Musica e movimento sono potenti antidepressivi naturali, l’antidoto più fisiologico a quella inquieta inerzia che è il primo passo verso una depressione franca. E benissimo trovare ogni giorno il tempo per giocare con i propri figli, e conversare con loro. Solo con un dialogo costante, aperto e affettuoso, è possibile trasmettere ai figli il senso della vita, assaporato attraverso l’affetto e l’amore. Ed è importante, ogni giorno, far ripetere a voce alta almeno alcune lezioni, concentrandosi su di loro, senza fare altro.
Sì, ci vuole tempo.

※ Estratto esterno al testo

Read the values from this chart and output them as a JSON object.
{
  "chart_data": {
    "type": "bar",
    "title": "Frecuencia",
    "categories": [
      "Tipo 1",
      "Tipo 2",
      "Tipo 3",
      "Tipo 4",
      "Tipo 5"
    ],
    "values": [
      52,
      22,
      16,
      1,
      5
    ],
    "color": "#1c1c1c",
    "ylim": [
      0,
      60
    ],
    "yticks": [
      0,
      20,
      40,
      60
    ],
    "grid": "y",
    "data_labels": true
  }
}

Un tempo dedicato e affettuoso, che dimostra attenzione, passione, senso delle priorità. Ma che senso ha, altrimenti, avere un figlio per poi parcheggiarlo tutto il giorno tra baby-sitter, scuola e, se si è fortunati, due nonni? Il tempo dedicato è il fondamento di un dialogo di qualità, il più potente antidoto della perniciosa “sindrome del marziano in casa”: questo sconosciuto chiamato figlio, che ci inquieta, non ci ascolta e non comprendiamo più. Solo e annoiato, in cerca di occasionali sensazioni forti, per sentirsi vivo, e pronto a buttarsi via, perché non ha conosciuto la bellezza appassionante della vita vissuta con testa, corpo e cuore.